United States Strategic Petroleum Reserves

March 3, 2022

In the aftermath of the Arab oil embargo of 1973-74, the United States government, in coordination with the International Energy Agency (IEA), established a domestic Strategic Petroleum Reserve (SPR). Each of the 31 IEA member countries has an obligation to hold emergency oil reserves of at least 90 days of net oil imports based on the average daily net imports of the previous calendar year. Based on how net imports are calculated (both primary and associated hydrocarbon products), the United States was likely a net exporter of “petroleum” for the full year 2021.

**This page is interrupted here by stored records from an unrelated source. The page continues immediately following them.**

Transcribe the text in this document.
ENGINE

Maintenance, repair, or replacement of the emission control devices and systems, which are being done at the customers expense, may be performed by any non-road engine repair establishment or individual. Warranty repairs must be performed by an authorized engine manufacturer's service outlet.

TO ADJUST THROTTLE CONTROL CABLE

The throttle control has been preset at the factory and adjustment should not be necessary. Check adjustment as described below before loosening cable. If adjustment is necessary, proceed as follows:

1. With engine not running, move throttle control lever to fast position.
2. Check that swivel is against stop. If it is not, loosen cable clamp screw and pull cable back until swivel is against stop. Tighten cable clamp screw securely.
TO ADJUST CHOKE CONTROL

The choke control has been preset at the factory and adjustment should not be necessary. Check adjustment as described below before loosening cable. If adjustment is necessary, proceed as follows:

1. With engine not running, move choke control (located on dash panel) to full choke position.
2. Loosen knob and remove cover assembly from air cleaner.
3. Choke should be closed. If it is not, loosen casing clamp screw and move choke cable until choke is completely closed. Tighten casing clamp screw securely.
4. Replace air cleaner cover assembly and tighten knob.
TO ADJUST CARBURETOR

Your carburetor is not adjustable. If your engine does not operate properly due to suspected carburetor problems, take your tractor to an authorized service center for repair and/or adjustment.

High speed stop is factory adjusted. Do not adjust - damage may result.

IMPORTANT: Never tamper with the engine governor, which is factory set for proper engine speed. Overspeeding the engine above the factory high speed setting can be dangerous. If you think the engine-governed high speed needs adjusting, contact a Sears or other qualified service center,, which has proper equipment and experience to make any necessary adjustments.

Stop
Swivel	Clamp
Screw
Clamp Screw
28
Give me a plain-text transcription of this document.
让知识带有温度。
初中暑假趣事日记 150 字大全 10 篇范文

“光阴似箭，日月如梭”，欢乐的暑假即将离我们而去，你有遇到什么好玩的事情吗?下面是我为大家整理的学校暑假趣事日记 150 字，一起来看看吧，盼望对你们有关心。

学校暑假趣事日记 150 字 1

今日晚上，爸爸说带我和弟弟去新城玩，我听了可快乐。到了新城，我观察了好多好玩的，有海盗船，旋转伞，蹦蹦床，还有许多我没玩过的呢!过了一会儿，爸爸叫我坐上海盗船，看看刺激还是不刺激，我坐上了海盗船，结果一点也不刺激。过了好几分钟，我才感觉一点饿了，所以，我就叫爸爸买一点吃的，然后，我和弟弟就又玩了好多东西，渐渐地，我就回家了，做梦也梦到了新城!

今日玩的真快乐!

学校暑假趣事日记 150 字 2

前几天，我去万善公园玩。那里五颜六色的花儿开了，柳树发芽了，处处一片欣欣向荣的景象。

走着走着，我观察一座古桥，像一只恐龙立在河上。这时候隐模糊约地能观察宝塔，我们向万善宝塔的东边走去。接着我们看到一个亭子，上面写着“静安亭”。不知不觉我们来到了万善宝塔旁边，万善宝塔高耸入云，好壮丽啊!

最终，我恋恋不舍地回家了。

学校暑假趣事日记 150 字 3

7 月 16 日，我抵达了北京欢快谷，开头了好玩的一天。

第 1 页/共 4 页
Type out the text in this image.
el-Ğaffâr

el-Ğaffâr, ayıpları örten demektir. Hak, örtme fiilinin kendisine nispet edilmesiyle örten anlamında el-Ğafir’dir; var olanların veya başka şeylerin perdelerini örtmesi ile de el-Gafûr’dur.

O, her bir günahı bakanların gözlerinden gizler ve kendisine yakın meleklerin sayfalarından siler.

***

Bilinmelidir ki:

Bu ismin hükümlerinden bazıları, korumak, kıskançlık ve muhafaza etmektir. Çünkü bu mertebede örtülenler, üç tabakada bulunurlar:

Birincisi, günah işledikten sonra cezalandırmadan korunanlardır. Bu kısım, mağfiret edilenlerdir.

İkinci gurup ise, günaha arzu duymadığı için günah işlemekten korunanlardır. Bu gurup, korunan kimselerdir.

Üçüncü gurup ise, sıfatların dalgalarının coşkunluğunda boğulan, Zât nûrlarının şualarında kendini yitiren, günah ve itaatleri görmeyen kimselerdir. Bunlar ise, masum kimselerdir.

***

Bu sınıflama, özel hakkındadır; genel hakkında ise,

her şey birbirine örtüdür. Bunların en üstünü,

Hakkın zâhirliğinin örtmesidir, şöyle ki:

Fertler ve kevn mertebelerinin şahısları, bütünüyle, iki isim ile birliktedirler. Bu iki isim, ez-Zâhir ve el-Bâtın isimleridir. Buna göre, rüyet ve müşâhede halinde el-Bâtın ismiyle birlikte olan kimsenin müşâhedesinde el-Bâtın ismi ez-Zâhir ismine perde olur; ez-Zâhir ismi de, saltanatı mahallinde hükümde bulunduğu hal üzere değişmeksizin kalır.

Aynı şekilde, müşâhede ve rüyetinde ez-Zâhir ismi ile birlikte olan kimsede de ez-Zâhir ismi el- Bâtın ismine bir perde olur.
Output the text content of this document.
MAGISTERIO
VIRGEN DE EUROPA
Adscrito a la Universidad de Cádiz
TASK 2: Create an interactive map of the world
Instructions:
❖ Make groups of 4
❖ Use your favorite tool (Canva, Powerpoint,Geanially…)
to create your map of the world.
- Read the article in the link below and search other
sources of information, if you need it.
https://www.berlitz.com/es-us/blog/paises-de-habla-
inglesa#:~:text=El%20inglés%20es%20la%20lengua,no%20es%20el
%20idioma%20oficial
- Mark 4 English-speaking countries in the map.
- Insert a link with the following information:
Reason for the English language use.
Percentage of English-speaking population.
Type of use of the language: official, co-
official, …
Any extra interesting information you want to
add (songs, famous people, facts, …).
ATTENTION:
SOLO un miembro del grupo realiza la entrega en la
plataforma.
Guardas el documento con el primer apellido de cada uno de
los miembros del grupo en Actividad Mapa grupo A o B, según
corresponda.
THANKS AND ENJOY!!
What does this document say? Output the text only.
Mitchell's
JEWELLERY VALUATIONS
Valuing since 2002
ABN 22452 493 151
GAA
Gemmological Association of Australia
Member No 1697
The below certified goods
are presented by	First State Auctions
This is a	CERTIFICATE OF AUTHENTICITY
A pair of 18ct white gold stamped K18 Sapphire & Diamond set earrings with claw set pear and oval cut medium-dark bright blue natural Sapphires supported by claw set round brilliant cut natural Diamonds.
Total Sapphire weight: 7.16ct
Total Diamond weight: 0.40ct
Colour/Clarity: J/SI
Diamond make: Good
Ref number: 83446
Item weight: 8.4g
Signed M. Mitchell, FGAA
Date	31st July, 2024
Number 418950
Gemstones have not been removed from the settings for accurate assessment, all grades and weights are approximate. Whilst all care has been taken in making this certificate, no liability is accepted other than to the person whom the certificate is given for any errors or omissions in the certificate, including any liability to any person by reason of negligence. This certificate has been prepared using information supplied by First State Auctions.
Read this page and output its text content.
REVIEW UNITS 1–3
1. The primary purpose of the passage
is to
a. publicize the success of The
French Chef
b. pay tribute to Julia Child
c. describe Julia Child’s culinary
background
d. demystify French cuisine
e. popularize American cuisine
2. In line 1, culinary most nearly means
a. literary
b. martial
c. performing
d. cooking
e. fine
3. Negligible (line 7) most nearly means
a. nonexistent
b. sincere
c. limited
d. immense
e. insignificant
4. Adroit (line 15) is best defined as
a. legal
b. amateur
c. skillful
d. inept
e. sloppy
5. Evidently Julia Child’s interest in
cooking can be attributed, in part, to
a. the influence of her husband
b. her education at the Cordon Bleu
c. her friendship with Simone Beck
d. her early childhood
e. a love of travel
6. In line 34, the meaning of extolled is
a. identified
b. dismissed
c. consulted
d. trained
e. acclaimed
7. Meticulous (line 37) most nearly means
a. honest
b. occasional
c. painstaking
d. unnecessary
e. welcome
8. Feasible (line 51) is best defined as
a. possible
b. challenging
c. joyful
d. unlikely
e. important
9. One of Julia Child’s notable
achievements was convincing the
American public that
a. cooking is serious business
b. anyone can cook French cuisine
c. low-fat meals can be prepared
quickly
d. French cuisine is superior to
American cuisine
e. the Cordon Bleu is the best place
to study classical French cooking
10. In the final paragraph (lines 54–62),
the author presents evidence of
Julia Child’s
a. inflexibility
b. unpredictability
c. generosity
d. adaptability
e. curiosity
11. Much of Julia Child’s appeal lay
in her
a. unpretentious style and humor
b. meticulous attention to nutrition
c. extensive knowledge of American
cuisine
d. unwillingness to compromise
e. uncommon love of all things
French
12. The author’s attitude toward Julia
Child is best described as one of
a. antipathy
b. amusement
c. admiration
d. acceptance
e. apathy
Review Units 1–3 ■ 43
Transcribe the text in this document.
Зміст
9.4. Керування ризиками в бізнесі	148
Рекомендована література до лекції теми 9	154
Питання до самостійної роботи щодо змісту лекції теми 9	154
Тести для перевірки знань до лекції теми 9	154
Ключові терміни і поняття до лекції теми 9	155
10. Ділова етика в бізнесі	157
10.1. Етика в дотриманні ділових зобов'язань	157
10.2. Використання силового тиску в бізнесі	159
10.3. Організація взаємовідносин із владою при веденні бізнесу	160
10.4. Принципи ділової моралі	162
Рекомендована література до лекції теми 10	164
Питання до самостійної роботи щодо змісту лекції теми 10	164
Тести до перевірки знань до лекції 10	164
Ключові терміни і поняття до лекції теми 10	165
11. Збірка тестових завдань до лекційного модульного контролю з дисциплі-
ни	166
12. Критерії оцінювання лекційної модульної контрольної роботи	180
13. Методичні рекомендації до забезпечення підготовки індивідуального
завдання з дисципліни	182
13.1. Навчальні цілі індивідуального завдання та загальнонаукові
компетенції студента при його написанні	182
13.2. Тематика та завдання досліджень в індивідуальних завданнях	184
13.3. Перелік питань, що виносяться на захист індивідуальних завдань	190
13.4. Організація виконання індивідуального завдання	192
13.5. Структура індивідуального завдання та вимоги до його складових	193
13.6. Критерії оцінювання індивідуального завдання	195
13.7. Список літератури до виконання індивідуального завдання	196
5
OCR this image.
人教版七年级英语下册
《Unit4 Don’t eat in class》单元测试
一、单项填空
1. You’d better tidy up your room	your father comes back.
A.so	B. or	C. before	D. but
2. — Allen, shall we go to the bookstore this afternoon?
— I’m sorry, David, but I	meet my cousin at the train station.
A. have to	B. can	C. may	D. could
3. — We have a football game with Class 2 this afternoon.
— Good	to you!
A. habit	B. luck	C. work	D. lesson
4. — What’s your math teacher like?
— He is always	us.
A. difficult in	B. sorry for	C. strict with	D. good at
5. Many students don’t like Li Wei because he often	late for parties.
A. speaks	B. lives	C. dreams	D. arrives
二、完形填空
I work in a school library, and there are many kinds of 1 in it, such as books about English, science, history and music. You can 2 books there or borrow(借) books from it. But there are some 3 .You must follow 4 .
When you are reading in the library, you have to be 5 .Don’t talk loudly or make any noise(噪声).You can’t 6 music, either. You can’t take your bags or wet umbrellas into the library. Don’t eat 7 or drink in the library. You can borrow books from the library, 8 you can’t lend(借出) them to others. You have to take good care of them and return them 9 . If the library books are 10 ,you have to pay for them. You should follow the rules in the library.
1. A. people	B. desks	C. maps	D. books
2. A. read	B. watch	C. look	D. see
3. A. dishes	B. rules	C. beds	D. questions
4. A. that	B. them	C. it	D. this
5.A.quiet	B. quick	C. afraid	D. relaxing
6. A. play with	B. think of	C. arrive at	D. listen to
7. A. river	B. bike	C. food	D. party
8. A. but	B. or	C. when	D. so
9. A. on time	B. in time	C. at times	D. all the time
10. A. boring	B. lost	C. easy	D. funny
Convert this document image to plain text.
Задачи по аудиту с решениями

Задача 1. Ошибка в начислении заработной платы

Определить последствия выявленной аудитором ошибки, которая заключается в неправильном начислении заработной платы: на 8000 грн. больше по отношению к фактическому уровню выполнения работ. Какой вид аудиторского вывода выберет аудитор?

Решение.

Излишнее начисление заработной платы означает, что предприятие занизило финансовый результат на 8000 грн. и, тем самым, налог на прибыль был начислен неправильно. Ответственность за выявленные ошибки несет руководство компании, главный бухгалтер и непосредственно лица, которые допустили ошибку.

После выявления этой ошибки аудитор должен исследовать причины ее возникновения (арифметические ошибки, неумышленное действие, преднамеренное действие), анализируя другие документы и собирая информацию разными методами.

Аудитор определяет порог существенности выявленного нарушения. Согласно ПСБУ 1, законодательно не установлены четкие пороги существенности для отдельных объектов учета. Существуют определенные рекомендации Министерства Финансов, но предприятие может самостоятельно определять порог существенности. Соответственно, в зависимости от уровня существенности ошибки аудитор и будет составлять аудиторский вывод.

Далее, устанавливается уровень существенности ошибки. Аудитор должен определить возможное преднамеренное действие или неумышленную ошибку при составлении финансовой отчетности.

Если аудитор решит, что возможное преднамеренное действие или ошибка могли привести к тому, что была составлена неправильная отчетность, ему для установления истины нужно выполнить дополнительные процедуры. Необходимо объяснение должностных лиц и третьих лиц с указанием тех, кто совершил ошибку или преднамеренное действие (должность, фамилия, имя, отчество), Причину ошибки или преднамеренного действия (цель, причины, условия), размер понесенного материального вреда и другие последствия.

Technological advances in hydraulic fracking have allowed the United States to become a net exporter of hydrocarbons over the last several years. Thus, the SPR is deemed far less critical today than when the United States was a large importer of hydrocarbons. Since 2015, the SPR has been viewed as something of a revenue generator by politicians, with the majority of SPR sales proceeds going to the United States Treasury.

The United States’ SPR (crude oil) is stored in massive salt caverns along the Gulf Coast, two in Texas and two in Louisiana. There are sufficient pipelines to transport approximately 4.4 million barrels a day from the caverns to nearby refineries. At present, our SPR stands at 580 million barrels, or at 81% of its maximum capacity of 714 million barrels. Based on The Infrastructure Investment and Jobs Act passed in November of 2021, previous planned releases, and the Biden administration’s decision to release SPR reserves to blunt the current rise in gasoline prices (50 million barrels in November 2021 and 30 million in February 2022), total SPR inventories are scheduled to decline to 285 million barrels by the year 2031, though this number can obviously change based on future sales or purchases.

The SPR was at 706.5 million barrels in 2015. In an increasingly unstable world, is it wise to continue to draw down our strategic reserves to temporarily hold down gas prices? In the context of global daily consumption (over 100 million barrels) releasing an additional 30 million barrels will likely have little or no impact on oil prices.